CONFERENCE FORMAT AND POST-CONFERENCE PUBLICATION
As with a number of prior CLAW gatherings, this conference will take the form of a symposium where participants will discuss pre-circulated papers. This allows presenters to pre-circulate full-length articles rather than the often-truncated versions that are read aloud. At the conference, presenters will then have a maximum of ten minutes to talk about the paper with the bulk of each session being devoted to discussion of the papers that participants will already have read.
Holding the conference in this manner allows us to move toward publication of selected papers in a greatly expedited fashion. Immediately after the conference, the organizers will complete their selection of essays to include in an edited volume. Final versions of papers for the volume will then be due some three months after the March conference (end of June 2018).
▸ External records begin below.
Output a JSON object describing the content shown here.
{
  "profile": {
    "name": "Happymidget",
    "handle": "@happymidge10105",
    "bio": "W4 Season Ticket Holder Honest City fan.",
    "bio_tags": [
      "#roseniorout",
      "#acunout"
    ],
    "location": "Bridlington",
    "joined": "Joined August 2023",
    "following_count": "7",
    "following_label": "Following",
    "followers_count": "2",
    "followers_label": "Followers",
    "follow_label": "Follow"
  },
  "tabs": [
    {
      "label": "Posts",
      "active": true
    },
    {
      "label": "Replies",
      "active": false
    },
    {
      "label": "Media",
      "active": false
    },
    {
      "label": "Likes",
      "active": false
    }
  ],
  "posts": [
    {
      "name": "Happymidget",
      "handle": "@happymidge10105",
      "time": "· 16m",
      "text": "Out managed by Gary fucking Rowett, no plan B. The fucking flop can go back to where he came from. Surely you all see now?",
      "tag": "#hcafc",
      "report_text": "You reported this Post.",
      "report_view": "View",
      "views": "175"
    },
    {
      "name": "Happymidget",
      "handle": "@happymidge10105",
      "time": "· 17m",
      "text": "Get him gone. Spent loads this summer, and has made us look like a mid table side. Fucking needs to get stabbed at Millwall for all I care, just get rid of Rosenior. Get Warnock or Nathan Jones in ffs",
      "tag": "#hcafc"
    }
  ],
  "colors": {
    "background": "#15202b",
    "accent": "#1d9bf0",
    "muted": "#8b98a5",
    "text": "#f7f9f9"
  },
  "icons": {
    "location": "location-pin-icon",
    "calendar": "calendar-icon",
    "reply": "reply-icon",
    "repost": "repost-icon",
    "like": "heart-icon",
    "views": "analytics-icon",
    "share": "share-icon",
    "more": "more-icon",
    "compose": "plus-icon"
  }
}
Mindful of the United Nations declaration of 2015-2024 as the International Decade for People of African Descent, and the conference location in Charleston, South Carolina, the planners particularly encourage proposals relevant to the history of Reconstruction’s race and class legacies in Charleston and historically interconnected international sites—though we welcome proposals on a range of issues related to the larger theme of gaining or losing freedom in geographic areas throughout the Atlantic World and beyond.